HAWTHORNE, Calif. — For most of SpaceX's 24-year history, President and Chief Operating Officer Gwynne Shotwell wasn't sure the company would ever go public. This week, as SpaceX shares began trading on the Nasdaq under the ticker SPCX, she told investors the moment had finally arrived on the company's own terms.
"I wasn't sure we would go public," Shotwell said in an exclusive interview. "It actually feels like the right time now." Her message to the wave of new shareholders was simple, and in her telling central to how SpaceX intends to operate as a public company: judge the business by where it is going, not by the next three months. SpaceX shares closed their first day at $161, up roughly 19% and valuing the company above $2 trillion.

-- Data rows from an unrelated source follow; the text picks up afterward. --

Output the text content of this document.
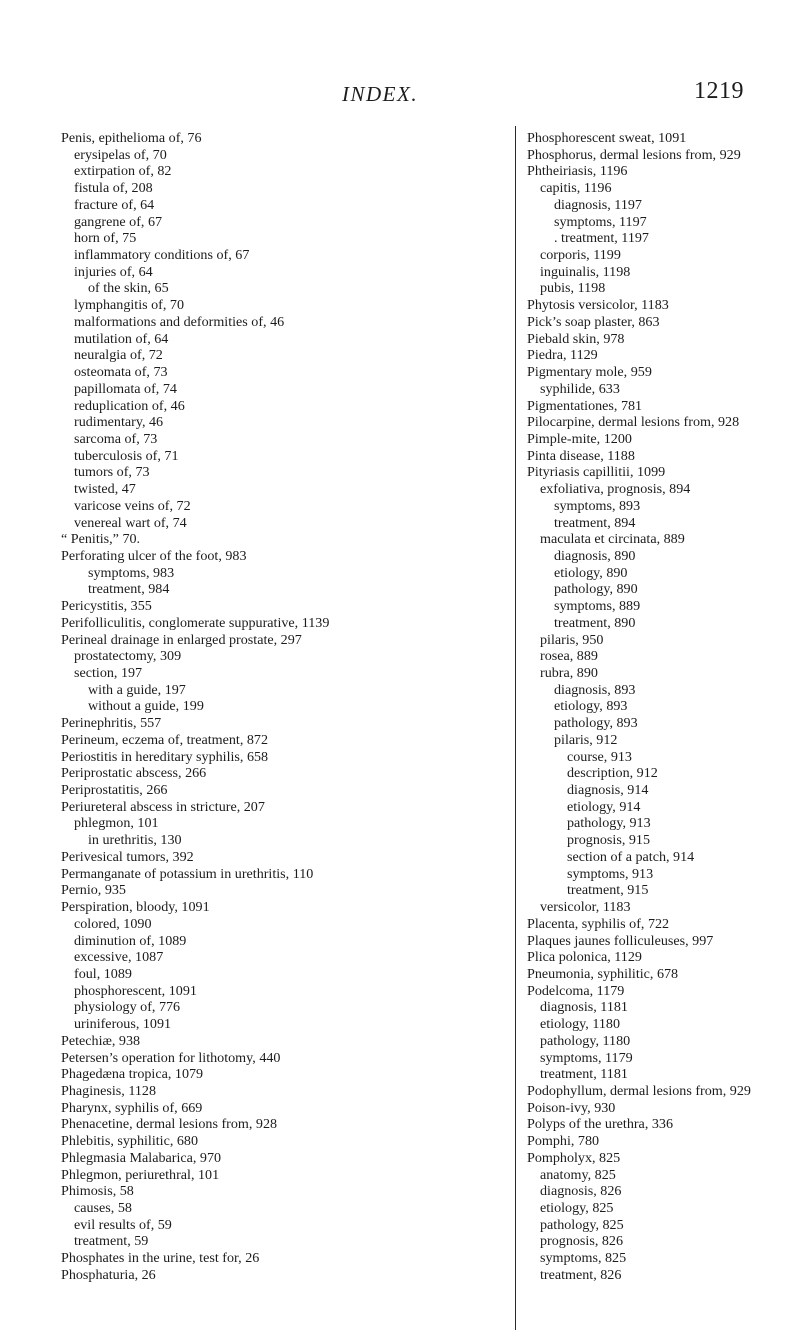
INDEX.	1219
Penis, epithelioma of, 76
erysipelas of, 70
extirpation of, 82
fistula of, 208
fracture of, 64
gangrene of, 67
horn of, 75
inflammatory conditions of, 67
injuries of, 64
of the skin, 65
lymphangitis of, 70
malformations and deformities of, 46
mutilation of, 64
neuralgia of, 72
osteomata of, 73
papillomata of, 74
reduplication of, 46
rudimentary, 46
sarcoma of, 73
tuberculosis of, 71
tumors of, 73
twisted, 47
varicose veins of, 72
venereal wart of, 74
“ Penitis,” 70.
Perforating ulcer of the foot, 983
symptoms, 983
treatment, 984
Pericystitis, 355
Perifolliculitis, conglomerate suppurative, 1139
Perineal drainage in enlarged prostate, 297
prostatectomy, 309
section, 197
with a guide, 197
without a guide, 199
Perinephritis, 557
Perineum, eczema of, treatment, 872
Periostitis in hereditary syphilis, 658
Periprostatic abscess, 266
Periprostatitis, 266
Periureteral abscess in stricture, 207
phlegmon, 101
in urethritis, 130
Perivesical tumors, 392
Permanganate of potassium in urethritis, 110
Pernio, 935
Perspiration, bloody, 1091
colored, 1090
diminution of, 1089
excessive, 1087
foul, 1089
phosphorescent, 1091
physiology of, 776
uriniferous, 1091
Petechiæ, 938
Petersen’s operation for lithotomy, 440
Phagedæna tropica, 1079
Phaginesis, 1128
Pharynx, syphilis of, 669
Phenacetine, dermal lesions from, 928
Phlebitis, syphilitic, 680
Phlegmasia Malabarica, 970
Phlegmon, periurethral, 101
Phimosis, 58
causes, 58
evil results of, 59
treatment, 59
Phosphates in the urine, test for, 26
Phosphaturia, 26
Phosphorescent sweat, 1091
Phosphorus, dermal lesions from, 929
Phtheiriasis, 1196
capitis, 1196
diagnosis, 1197
symptoms, 1197
. treatment, 1197
corporis, 1199
inguinalis, 1198
pubis, 1198
Phytosis versicolor, 1183
Pick’s soap plaster, 863
Piebald skin, 978
Piedra, 1129
Pigmentary mole, 959
syphilide, 633
Pigmentationes, 781
Pilocarpine, dermal lesions from, 928
Pimple-mite, 1200
Pinta disease, 1188
Pityriasis capillitii, 1099
exfoliativa, prognosis, 894
symptoms, 893
treatment, 894
maculata et circinata, 889
diagnosis, 890
etiology, 890
pathology, 890
symptoms, 889
treatment, 890
pilaris, 950
rosea, 889
rubra, 890
diagnosis, 893
etiology, 893
pathology, 893
pilaris, 912
course, 913
description, 912
diagnosis, 914
etiology, 914
pathology, 913
prognosis, 915
section of a patch, 914
symptoms, 913
treatment, 915
versicolor, 1183
Placenta, syphilis of, 722
Plaques jaunes folliculeuses, 997
Plica polonica, 1129
Pneumonia, syphilitic, 678
Podelcoma, 1179
diagnosis, 1181
etiology, 1180
pathology, 1180
symptoms, 1179
treatment, 1181
Podophyllum, dermal lesions from, 929
Poison-ivy, 930
Polyps of the urethra, 336
Pomphi, 780
Pompholyx, 825
anatomy, 825
diagnosis, 826
etiology, 825
pathology, 825
prognosis, 826
symptoms, 825
treatment, 826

A Long-Term Pitch in a Short-Term Market
Shotwell was direct about the kind of investor SpaceX hopes to attract. She said she does not want the company fixated on quarterly earnings, emphasizing that what SpaceX is building is deeply futuristic and that shareholders should weigh the future alongside the current quarter. It is an unusual stance to articulate on day one of public life, when most newly listed companies are bracing for the discipline of 90-day reporting cycles.
That framing reflects the nature of SpaceX's biggest bets. Starship, the fully reusable launch system, is still in testing. Orbital data centers and large-scale AI satellites remain years from full deployment. The payoff from those programs will be measured in decades, and Shotwell appears determined to set expectations accordingly before the first earnings call ever happens.